Recent Accounting Pronouncements

     In January 2003, the Financial Accounting Standards Board (“FASB”) issued FASB Interpretation (“FIN”) No. 46, “Consolidation of Variable Interest Entities” which requires the consolidation by primary beneficiaries of variable interest entities (“VIEs”), as defined. The Company is subject to its provisions effective after January 31, 2003 for newly-acquired VIEs and the first fiscal or interim period beginning after June 15, 2003 for VIE holdings acquired prior to February 1, 2003. The adoption of FIN No. 46 is not expected to have a material effect on the Company’s financial statements.

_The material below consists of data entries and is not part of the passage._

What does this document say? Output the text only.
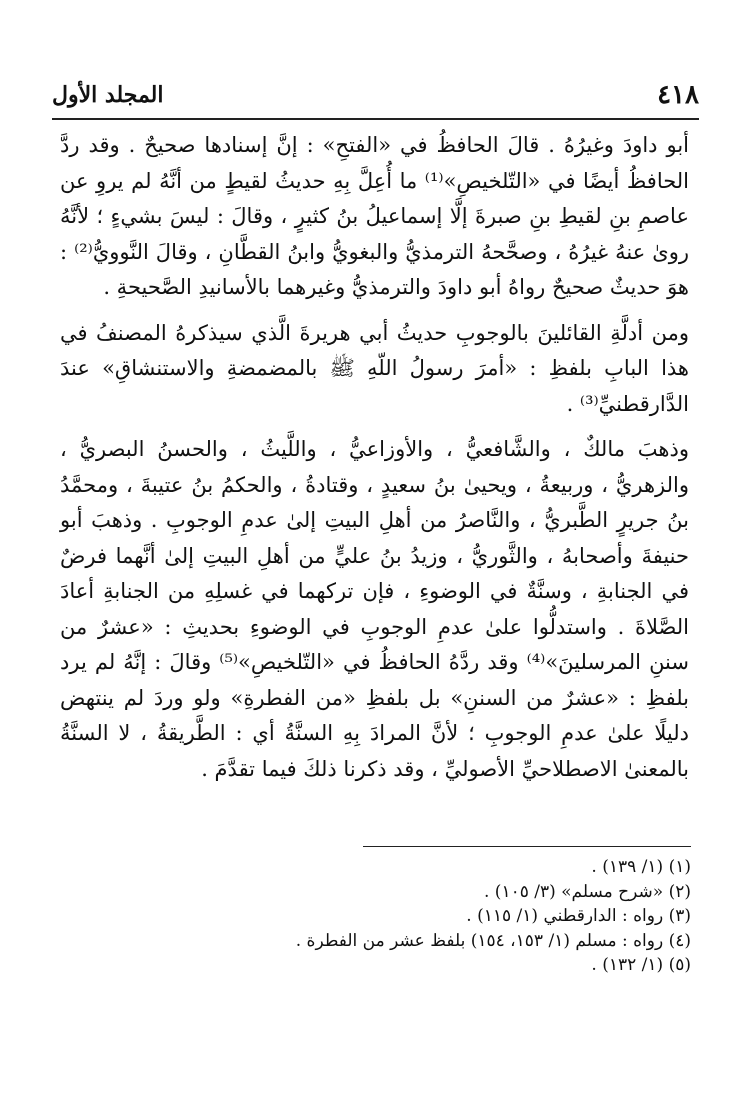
٤١٨
المجلد الأول

أبو داودَ وغيرُهُ . قالَ الحافظُ في «الفتحِ» : إنَّ إسنادها صحيحٌ . وقد ردَّ الحافظُ أيضًا في «التّلخيصِ»⁽¹⁾ ما أُعِلَّ بِهِ حديثُ لقيطٍ من أنَّهُ لم يروِ عن عاصمِ بنِ لقيطِ بنِ صبرةَ إلَّا إسماعيلُ بنُ كثيرٍ ، وقالَ : ليسَ بشيءٍ ؛ لأنَّهُ روىٰ عنهُ غيرُهُ ، وصحَّحهُ الترمذيُّ والبغويُّ وابنُ القطَّانِ ، وقالَ النَّوويُّ⁽²⁾ : هوَ حديثٌ صحيحٌ رواهُ أبو داودَ والترمذيُّ وغيرهما بالأسانيدِ الصَّحيحةِ .

ومن أدلَّةِ القائلينَ بالوجوبِ حديثُ أبي هريرةَ الَّذي سيذكرهُ المصنفُ في هذا البابِ بلفظِ : «أمرَ رسولُ اللّهِ ﷺ بالمضمضةِ والاستنشاقِ» عندَ الدَّارقطنيِّ⁽³⁾ .

وذهبَ مالكٌ ، والشَّافعيُّ ، والأوزاعيُّ ، واللَّيثُ ، والحسنُ البصريُّ ، والزهريُّ ، وربيعةُ ، ويحيىٰ بنُ سعيدٍ ، وقتادةُ ، والحكمُ بنُ عتيبةَ ، ومحمَّدُ بنُ جريرٍ الطَّبريُّ ، والنَّاصرُ من أهلِ البيتِ إلىٰ عدمِ الوجوبِ . وذهبَ أبو حنيفةَ وأصحابهُ ، والثَّوريُّ ، وزيدُ بنُ عليٍّ من أهلِ البيتِ إلىٰ أنَّهما فرضٌ في الجنابةِ ، وسنَّةٌ في الوضوءِ ، فإن تركهما في غسلِهِ من الجنابةِ أعادَ الصَّلاةَ . واستدلُّوا علىٰ عدمِ الوجوبِ في الوضوءِ بحديثِ : «عشرٌ من سننِ المرسلينَ»⁽⁴⁾ وقد ردَّهُ الحافظُ في «التّلخيصِ»⁽⁵⁾ وقالَ : إنَّهُ لم يرد بلفظِ : «عشرٌ من السننِ» بل بلفظِ «من الفطرةِ» ولو وردَ لم ينتهض دليلًا علىٰ عدمِ الوجوبِ ؛ لأنَّ المرادَ بِهِ السنَّةُ أي : الطَّريقةُ ، لا السنَّةُ بالمعنىٰ الاصطلاحيِّ الأصوليِّ ، وقد ذكرنا ذلكَ فيما تقدَّمَ .

(١) (١/ ١٣٩) .
(٢) «شرح مسلم» (٣/ ١٠٥) .
(٣) رواه : الدارقطني (١/ ١١٥) .
(٤) رواه : مسلم (١/ ١٥٣، ١٥٤) بلفظ عشر من الفطرة .
(٥) (١/ ١٣٢) .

2. Goodwill and Intangible Assets

     Effective January 1, 2002, the Company completed the adoption of SFAS No. 141, “Business Combinations,” and SFAS No. 142, “Goodwill and Other Intangible Assets.” SFAS No. 141 requires all business combinations initiated after June 30, 2001 to be accounted for using the purchase method of accounting. As required by SFAS No. 142, the Company discontinued amortizing the remaining balances of goodwill as of January 1, 2002. All remaining and future acquired goodwill will be subject to impairment tests annually, or earlier if indicators of potential impairment exist, using a fair-value-based approach. When evaluating goodwill for potential impairment, the Company first compares the fair value of the reporting unit, based on market values of the reporting unit or on the present value of estimated future cash flows, with its carrying amount. If the estimated fair value of the reporting unit is less than its carrying amount, an impairment loss calculation is prepared. The impairment loss calculation compares the implied fair value of the reporting unit goodwill with the carrying amount of that goodwill. If the carrying amount of the reporting unit goodwill exceeds the implied fair value of that goodwill, an impairment loss is recognized in an amount equal to that excess. All other intangible assets will continue to be amortized over their estimated useful lives and assessed for impairment under SFAS No. 144, “Accounting for the Impairment or Disposal of Long-Lived Assets.”

     In conjunction with the implementation of SFAS No. 142, the Company completed a goodwill impairment review as of January 1, 2002 and found no impairment on that date.